Que un coleccionista de arte situado al margen de toda institución oficial sea capaz de reunir un conjunto tan notable de artistas en una velada particular bien vale otra medalla. José María Tejerína Lobo ya posee la correspondiente de Santa Apolonia, distinción nacional otorgada al mérito en odontología; así que desde la tarde del martes, 21 de julio, servidora le concede, y seguro que todos los participantes en el acto estarán de acuerdo, la de San Lucas, patrón de los pintores, que, para mayor ajuste y armonía, también era médico.

Se inauguraban las nuevas instalaciones de la clínica del doctor Tejerina en la calle Padilla, un magnífico espacio de 600 metros cuadrados diseñado por el arquitecto Iñaqui Lasheras, y en cuyas paredes, para consuelo y solaz de sus pacientes, se exhibe buena parte de la extraordinaria colección pictórica que José María Tejerían ha ido reuniendo desde 1970. Un valor que no resta brillo al magnífico proyecto que lo sustenta, elaborado en una ingeniosa conjugación de líneas y materiales sujetos a la más avanzada tecnología, que crean un ambiente de extraordinario atractivo.

Los unos y los otros celebraban el acontecimiento ante el mayestático silencio del arte, testigo y razón del encuentro. Unos, los artistas, felices de volver a vivir aquel lapso de talento creativo, quizá relegado por la propia evolución. Y los otros, los galeristas, agradecidos; la propia Gema Llamazares lo comentaba: «Tendría que haber muchas clínicas así, con sus doctores Tejerina, esenciales para nuestro negocio».

Era necesario realizar una visita guiada por el propio mecenas. «De acuerdo», dijo éste con la mejor voluntad, pero... «Te presento a Jaime Herrero», «¿No conoces a Hugo Fontela?». Pilar Lafita se sumó al recorrido, de modo que servidora no podía ir mejor acompañada. Sorprendente el supuesto fondo marino de Guillermo Simón, ¡lo que ha crecido este chico! aunque siga pareciendo un adolescente. Edgar Plans estaba acompañado de su padre, Juan José Plans, que lleva con toda naturalidad los éxitos de su hijo. Humberto, el hombre sin edad física; la de su arte ya es veterana. Reyes Díaz «no ha podido venir», aunque en las paredes Tejerina es omnipresente; su esposo, Melquíades Álvarez, exhibe en una de las salas de espera un soberbio anochecer gijonés. Tampoco comparecieron Ramón Prendes ni Pelayo Ortega, ni tampoco su mentor, Amador Fernández, encaramado en su otra pasión: los Picos.
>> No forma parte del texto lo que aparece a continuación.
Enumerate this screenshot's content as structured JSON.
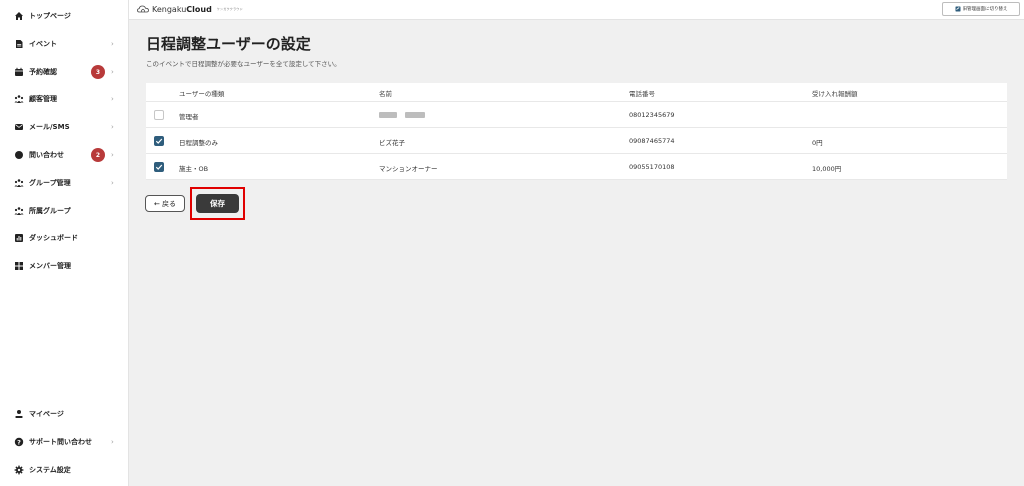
{
  "sidebar": {
    "items": [
      {
        "label": "トップページ",
        "icon": "home-icon",
        "chevron": false,
        "badge": ""
      },
      {
        "label": "イベント",
        "icon": "document-icon",
        "chevron": true,
        "badge": ""
      },
      {
        "label": "予約確認",
        "icon": "calendar-icon",
        "chevron": true,
        "badge": "3"
      },
      {
        "label": "顧客管理",
        "icon": "people-icon",
        "chevron": true,
        "badge": ""
      },
      {
        "label": "メール/SMS",
        "icon": "mail-icon",
        "chevron": true,
        "badge": ""
      },
      {
        "label": "問い合わせ",
        "icon": "chat-icon",
        "chevron": true,
        "badge": "2"
      },
      {
        "label": "グループ管理",
        "icon": "group-icon",
        "chevron": true,
        "badge": ""
      },
      {
        "label": "所属グループ",
        "icon": "group-icon",
        "chevron": false,
        "badge": ""
      },
      {
        "label": "ダッシュボード",
        "icon": "chart-icon",
        "chevron": false,
        "badge": ""
      },
      {
        "label": "メンバー管理",
        "icon": "grid-icon",
        "chevron": false,
        "badge": ""
      }
    ],
    "bottom_items": [
      {
        "label": "マイページ",
        "icon": "user-icon",
        "chevron": false
      },
      {
        "label": "サポート問い合わせ",
        "icon": "help-icon",
        "chevron": true
      },
      {
        "label": "システム設定",
        "icon": "gear-icon",
        "chevron": false
      }
    ],
    "chevron_glyph": "›"
  },
  "header": {
    "logo_text_a": "Kengaku",
    "logo_text_b": "Cloud",
    "logo_sub": "ケンガククラウド",
    "switch_label": "旧管理画面に切り替え"
  },
  "main": {
    "title": "日程調整ユーザーの設定",
    "description": "このイベントで日程調整が必要なユーザーを全て設定して下さい。",
    "columns": [
      "ユーザーの種類",
      "名前",
      "電話番号",
      "受け入れ報酬額"
    ],
    "rows": [
      {
        "checked": false,
        "type": "管理者",
        "name": "",
        "phone": "08012345679",
        "reward": ""
      },
      {
        "checked": true,
        "type": "日程調整のみ",
        "name": "ビズ花子",
        "phone": "09087465774",
        "reward": "0円"
      },
      {
        "checked": true,
        "type": "施主・OB",
        "name": "マンションオーナー",
        "phone": "09055170108",
        "reward": "10,000円"
      }
    ],
    "back_label": "← 戻る",
    "save_label": "保存"
  },
  "colors": {
    "accent": "#2f5d7c",
    "badge": "#b83a3a",
    "highlight": "#e00000",
    "save": "#3a3a3a"
  }
}
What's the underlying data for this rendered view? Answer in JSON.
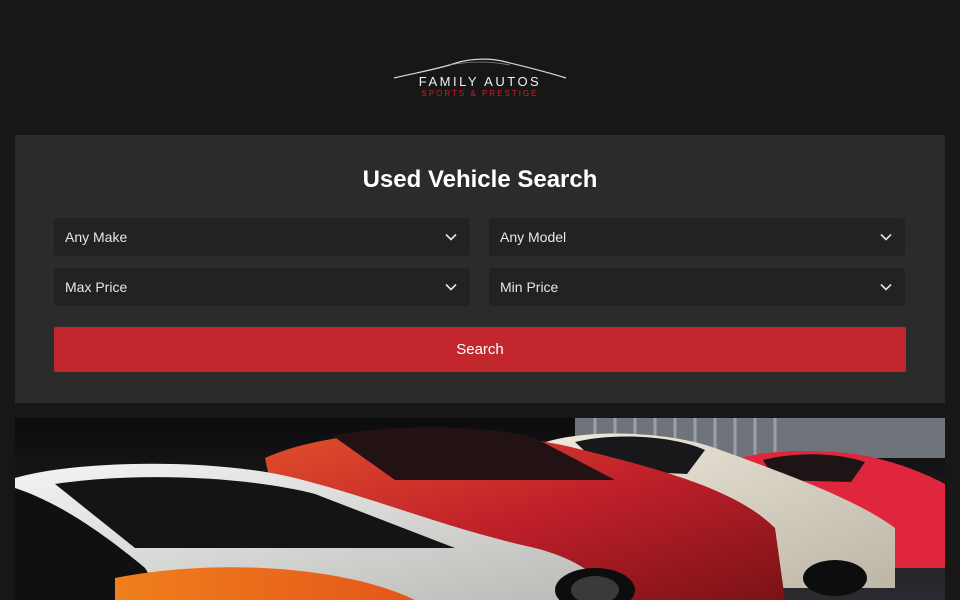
{
  "header": {
    "logo_brand": "FAMILY AUTOS",
    "logo_tagline": "SPORTS & PRESTIGE"
  },
  "search": {
    "title": "Used Vehicle Search",
    "make_label": "Any Make",
    "model_label": "Any Model",
    "max_price_label": "Max Price",
    "min_price_label": "Min Price",
    "button_label": "Search"
  },
  "colors": {
    "background": "#171717",
    "panel": "#2b2b2b",
    "select": "#222222",
    "accent": "#c1272d"
  },
  "icons": {
    "dropdown": "chevron-down-icon"
  }
}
Pasamos al espectacular despacho del doctor, y allí, la última adquisición, las palmeras negras, inconfundibles, de Javier del Río; aún no sé cómo pude evitar las lágrimas, Javier, Javier, eran como un anticipo de sus propios lutos. También en el despacho, dos Bartolomés, acompañados de Aurelio Suárez, Lucio Muñoz, dos Orlando Pelayo y un bellísimo Josefina Junco, «me gusta mucho esta pintora», dijo José María. ¿Y a quién, no? Yo me muero por ella, pensé, aunque más tarde se lo dije, qué caray, su verbena es definitiva. Los carteles de Miró, las caricaturas de Albuerne, las bocas de Bartolomé, Suárez, Kiker y Cuervo Viña hijo. Magníficas presencias de Kelly, Navascués, Lombardía, Pepa Osorio, Álvaro Delgado, Rodolfo Picó, Lisardo, Valdés Moré, Gil Morán, Francisco Fresno, Carlos Sierra, José Arias, Hugo O'Donell, Alejandro Mieres... Y la escultora María Jesús Rodríguez. En la entrada de la clínica, dos soberbios Pelayo Ortega. Es aquí donde me retrotraje al inmenso vestíbulo del Moma neoyorquino, a la grata impresión que recibí al verlo presidido por un monumental Miró, como elemento exclusivo. Aquí está España, me dije.

Me lo había comentado Juan Stové, el efectivo colaborador del doctor Tejerina en asuntos artísticos: «Esto es Asturias, un pedazo de su historia pictórica moderna... Faltan algunos nombres, pero acabará recogiéndolos a todos. Él ya es consciente de que tiene una gran colección». Sin duda, el arte asturiano de vanguardia puede felicitarse; el doctor Tejerina pudo haber llevado su tesoro a casa, pero no, ha querido exhibirlo generosamente en el lugar más transitado y bello.